The American Association of Cancer Research (AACR) went further, saying that not only should patients with active cancer get vaccinated, but they also should be among the first in line. The American Society of Clinical Oncology has taken a similar position.

As the AACR noted, neither of the vaccines with EUAs nor the ones in phase 3 trials use live virus, which could, theoretically, overwhelm a compromised immune system and result in infection.

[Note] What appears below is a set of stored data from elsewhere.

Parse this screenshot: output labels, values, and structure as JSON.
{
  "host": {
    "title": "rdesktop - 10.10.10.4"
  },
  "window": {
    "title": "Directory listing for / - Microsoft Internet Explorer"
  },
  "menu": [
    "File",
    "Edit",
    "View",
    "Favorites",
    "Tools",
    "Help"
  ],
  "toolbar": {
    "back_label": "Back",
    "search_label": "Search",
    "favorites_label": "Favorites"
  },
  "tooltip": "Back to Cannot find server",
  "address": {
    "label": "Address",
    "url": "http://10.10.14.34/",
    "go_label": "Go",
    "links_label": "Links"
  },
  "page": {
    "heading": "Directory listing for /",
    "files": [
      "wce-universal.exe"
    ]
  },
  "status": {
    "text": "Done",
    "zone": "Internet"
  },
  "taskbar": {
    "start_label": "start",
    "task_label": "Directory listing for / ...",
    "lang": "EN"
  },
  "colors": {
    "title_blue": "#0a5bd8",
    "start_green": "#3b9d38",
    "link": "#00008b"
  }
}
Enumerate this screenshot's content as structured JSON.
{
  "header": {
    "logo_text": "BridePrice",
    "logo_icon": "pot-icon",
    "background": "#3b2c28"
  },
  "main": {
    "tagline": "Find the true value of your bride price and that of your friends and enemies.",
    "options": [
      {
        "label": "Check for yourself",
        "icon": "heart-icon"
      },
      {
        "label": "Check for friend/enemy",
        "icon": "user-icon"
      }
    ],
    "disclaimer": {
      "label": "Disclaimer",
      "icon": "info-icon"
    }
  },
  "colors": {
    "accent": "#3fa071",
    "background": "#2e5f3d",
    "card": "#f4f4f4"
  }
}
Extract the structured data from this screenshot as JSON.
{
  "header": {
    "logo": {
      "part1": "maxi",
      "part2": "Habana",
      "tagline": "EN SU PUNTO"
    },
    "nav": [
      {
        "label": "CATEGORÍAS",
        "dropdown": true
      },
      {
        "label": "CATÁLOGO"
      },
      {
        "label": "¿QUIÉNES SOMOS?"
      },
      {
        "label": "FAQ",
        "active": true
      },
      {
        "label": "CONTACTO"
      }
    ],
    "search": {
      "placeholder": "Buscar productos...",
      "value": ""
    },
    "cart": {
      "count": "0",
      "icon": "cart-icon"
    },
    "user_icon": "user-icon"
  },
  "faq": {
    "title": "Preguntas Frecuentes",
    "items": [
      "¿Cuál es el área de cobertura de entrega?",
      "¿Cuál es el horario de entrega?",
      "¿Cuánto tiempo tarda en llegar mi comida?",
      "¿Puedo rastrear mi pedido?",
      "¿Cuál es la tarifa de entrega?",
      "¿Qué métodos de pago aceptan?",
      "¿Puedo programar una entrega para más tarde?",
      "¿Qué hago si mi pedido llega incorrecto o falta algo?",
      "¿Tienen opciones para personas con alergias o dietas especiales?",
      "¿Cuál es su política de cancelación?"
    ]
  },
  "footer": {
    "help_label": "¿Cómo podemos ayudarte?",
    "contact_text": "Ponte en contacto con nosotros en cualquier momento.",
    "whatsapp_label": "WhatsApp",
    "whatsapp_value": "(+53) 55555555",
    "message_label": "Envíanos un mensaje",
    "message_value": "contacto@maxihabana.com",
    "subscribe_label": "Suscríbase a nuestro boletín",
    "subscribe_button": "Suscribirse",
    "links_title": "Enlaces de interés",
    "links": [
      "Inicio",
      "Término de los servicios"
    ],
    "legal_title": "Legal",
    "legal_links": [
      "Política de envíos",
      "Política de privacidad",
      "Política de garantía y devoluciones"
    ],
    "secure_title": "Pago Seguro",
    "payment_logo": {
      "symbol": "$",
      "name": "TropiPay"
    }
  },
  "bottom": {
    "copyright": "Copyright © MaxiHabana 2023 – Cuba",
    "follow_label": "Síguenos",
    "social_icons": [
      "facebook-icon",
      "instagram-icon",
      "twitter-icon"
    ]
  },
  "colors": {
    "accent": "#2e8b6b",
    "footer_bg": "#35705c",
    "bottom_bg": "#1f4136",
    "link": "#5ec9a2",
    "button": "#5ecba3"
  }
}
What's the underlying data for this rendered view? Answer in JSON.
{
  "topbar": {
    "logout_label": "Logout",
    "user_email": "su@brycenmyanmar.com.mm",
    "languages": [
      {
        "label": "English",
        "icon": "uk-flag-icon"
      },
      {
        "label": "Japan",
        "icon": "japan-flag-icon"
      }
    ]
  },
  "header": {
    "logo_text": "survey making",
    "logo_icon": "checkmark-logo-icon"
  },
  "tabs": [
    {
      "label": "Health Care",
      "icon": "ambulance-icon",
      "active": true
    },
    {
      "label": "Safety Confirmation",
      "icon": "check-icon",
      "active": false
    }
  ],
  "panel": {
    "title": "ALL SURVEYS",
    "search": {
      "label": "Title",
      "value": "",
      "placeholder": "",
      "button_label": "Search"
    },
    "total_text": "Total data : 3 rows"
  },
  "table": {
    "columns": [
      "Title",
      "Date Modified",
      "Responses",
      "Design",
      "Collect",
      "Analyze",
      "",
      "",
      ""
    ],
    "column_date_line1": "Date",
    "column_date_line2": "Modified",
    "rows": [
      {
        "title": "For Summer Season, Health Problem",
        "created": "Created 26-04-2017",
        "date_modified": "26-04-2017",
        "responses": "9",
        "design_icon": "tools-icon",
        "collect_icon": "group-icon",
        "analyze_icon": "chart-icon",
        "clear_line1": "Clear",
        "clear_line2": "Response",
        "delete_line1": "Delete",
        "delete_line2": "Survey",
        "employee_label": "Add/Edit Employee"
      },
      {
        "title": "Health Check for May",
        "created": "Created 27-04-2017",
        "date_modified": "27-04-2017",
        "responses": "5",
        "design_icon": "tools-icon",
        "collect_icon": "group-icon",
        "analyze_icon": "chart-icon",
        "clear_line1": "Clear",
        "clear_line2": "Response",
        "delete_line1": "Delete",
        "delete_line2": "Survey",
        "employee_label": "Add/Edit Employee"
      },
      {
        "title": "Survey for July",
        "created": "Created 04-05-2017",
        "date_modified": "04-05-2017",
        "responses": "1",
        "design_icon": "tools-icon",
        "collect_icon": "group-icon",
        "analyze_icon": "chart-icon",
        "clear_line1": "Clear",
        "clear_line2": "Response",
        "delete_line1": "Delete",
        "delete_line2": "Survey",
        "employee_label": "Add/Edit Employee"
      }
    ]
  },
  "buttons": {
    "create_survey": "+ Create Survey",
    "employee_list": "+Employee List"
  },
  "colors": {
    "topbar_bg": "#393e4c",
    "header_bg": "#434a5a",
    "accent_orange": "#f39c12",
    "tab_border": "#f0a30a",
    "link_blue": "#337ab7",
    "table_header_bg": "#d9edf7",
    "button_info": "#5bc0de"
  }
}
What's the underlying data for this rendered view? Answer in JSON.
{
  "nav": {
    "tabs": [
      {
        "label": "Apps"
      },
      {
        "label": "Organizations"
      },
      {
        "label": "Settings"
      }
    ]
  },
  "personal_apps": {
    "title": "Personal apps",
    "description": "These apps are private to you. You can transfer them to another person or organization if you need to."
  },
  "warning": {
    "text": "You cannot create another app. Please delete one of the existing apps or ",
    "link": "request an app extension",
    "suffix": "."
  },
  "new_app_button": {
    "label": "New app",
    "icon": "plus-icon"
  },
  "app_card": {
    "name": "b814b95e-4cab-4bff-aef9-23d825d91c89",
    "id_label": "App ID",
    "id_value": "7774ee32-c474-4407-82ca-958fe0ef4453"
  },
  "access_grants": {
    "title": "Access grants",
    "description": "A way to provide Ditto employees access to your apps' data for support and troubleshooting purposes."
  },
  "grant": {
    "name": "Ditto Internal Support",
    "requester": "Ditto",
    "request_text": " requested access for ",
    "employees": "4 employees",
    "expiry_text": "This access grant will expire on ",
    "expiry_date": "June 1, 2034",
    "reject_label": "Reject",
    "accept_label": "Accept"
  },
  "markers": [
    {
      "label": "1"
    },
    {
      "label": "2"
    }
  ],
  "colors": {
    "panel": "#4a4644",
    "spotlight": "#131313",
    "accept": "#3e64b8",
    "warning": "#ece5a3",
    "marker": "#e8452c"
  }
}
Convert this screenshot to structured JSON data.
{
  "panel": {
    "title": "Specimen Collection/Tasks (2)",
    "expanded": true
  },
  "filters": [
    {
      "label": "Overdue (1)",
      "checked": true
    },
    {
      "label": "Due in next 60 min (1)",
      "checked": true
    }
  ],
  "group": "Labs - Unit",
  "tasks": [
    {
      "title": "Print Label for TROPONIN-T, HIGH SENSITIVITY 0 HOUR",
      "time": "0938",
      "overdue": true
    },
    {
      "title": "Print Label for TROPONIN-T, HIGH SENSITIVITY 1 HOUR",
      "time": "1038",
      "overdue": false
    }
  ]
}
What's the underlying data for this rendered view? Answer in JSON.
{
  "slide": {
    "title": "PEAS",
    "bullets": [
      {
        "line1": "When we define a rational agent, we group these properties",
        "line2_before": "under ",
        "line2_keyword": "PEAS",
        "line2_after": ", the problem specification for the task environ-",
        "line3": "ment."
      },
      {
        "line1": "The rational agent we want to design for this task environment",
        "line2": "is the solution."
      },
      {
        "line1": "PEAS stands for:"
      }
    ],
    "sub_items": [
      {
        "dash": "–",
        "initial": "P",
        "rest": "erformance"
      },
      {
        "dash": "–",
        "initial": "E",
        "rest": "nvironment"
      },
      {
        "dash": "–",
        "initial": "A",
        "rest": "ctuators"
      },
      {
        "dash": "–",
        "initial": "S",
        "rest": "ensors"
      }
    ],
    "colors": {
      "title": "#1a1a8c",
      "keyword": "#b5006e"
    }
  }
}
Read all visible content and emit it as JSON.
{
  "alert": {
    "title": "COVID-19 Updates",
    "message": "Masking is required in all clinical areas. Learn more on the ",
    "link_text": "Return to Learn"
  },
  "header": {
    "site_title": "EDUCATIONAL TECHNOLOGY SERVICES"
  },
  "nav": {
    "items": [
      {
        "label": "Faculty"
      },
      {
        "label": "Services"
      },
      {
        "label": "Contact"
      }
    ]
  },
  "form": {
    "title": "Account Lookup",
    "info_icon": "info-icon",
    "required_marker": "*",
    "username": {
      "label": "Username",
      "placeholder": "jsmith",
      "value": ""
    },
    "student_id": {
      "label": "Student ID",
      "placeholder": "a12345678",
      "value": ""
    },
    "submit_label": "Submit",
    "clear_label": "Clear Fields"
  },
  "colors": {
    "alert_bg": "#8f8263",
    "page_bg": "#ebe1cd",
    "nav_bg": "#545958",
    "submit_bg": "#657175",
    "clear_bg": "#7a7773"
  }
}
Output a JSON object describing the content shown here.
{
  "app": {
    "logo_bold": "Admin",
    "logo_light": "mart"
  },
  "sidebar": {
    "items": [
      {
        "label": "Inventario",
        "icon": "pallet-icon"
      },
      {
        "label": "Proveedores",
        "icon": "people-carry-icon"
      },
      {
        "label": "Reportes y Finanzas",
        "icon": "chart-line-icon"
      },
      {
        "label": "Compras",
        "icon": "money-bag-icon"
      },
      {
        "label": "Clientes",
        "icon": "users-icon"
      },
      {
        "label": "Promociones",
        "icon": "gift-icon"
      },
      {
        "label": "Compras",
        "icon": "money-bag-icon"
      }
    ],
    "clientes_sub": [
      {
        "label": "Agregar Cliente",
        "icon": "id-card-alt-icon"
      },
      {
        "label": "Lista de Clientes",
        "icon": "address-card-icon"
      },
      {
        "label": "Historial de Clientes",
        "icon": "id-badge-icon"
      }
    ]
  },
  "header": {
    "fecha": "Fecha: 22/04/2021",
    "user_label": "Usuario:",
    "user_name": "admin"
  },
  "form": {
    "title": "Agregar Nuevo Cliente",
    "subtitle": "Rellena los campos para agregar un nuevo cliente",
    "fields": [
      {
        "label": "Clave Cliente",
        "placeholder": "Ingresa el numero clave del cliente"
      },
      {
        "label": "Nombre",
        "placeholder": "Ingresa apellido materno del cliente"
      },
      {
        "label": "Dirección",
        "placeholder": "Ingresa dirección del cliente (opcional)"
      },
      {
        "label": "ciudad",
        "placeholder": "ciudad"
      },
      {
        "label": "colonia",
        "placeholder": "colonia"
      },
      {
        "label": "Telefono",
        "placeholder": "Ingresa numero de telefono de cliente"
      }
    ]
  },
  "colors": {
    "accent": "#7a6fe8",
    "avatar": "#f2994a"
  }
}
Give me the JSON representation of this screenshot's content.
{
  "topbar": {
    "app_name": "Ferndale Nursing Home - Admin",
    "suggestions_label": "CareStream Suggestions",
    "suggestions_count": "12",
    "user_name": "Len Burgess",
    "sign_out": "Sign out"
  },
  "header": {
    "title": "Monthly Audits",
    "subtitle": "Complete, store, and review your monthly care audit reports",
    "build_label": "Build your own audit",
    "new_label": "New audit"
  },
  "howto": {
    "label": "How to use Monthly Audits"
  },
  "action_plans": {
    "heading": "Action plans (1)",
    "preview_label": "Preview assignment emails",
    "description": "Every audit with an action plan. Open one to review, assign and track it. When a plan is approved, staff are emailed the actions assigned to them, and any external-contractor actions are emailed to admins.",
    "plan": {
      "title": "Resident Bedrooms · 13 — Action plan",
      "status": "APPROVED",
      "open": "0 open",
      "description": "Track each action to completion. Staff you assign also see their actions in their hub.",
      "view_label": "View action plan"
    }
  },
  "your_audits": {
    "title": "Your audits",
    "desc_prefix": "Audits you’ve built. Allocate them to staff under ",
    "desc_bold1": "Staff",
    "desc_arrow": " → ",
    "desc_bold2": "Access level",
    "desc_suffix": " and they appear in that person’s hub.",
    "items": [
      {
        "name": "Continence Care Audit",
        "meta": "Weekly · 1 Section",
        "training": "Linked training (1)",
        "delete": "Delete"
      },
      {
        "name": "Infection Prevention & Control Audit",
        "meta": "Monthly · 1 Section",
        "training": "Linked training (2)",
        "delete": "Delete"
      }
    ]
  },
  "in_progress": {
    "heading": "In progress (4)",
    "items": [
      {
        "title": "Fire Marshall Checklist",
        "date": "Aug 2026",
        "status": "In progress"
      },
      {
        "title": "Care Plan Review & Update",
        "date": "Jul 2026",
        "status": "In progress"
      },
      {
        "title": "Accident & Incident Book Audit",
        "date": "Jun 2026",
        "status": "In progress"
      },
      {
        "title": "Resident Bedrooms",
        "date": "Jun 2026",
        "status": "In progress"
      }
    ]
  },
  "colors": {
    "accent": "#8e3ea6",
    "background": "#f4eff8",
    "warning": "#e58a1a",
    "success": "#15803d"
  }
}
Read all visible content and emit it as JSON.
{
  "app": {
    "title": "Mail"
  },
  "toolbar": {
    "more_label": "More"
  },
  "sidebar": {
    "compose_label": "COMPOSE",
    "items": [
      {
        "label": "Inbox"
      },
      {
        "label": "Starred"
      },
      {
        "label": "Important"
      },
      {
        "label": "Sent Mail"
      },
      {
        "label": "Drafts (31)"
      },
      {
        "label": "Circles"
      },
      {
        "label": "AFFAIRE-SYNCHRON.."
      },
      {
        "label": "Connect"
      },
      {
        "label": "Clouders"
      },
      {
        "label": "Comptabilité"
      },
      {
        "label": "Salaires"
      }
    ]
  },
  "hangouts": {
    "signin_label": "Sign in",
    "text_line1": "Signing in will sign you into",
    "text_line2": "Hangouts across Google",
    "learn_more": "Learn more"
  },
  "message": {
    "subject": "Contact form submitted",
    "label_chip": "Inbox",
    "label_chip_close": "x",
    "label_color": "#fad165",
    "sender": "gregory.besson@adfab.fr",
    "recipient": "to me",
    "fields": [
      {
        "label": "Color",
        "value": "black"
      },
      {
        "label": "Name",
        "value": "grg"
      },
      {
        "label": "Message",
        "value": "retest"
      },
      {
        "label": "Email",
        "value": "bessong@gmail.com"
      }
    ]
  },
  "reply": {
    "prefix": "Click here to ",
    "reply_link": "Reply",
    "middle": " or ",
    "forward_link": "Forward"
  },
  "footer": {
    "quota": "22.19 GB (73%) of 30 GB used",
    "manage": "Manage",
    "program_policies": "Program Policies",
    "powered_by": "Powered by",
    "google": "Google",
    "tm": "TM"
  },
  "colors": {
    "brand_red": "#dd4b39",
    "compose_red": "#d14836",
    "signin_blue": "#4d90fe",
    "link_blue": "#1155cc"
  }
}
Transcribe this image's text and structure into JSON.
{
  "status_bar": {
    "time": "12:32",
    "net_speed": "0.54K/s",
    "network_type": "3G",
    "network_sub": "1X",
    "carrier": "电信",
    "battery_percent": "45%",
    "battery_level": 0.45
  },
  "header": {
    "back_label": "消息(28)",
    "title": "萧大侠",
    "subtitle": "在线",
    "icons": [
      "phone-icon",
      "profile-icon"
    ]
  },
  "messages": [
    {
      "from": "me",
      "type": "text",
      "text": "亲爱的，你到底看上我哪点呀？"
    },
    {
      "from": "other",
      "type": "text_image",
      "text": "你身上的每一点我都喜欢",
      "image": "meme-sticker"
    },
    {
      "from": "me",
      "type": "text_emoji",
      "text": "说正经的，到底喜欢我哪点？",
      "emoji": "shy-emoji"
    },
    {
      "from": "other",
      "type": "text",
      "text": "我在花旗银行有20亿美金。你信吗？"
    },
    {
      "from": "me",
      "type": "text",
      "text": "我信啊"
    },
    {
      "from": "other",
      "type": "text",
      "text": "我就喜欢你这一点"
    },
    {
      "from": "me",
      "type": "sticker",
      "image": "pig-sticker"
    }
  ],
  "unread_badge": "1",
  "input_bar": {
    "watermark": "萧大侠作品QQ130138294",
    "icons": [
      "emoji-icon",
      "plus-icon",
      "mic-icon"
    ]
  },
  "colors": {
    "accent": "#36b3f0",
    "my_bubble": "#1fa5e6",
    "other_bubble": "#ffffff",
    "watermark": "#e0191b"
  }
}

Here is the full text of the CDC's advice on vaccination of people whose immune systems are compromised as of this morning:

Persons with HIV infection or other immunocompromising conditions, or who take immunosuppressive medications or therapies might be at increased risk for severe COVID-19. Data are not currently available to establish vaccine safety and efficacy in these groups. Persons with stable HIV infection were included in mRNA COVID-19 vaccine clinical trials, though data remain limited. Immunocompromised individuals can receive COVID-19 vaccination if they have no contraindications to vaccination. However, they should be counseled about the unknown vaccine safety profile and effectiveness in immunocompromised populations, and the potential for reduced immune responses and the need to continue to follow all current guidance to protect themselves against COVID-19 (see below). Antibody testing is not recommended to assess for immunity to COVID-19 following mRNA COVID-19 vaccination.

At this time, re-vaccination is not recommended after immune competence is regained in persons who received mRNA COVID-19 vaccines during chemotherapy or treatment with other immunosuppressive drugs. Recommendations on re-vaccination or additional doses of mRNA COVID-19 vaccines may be updated when additional information is available.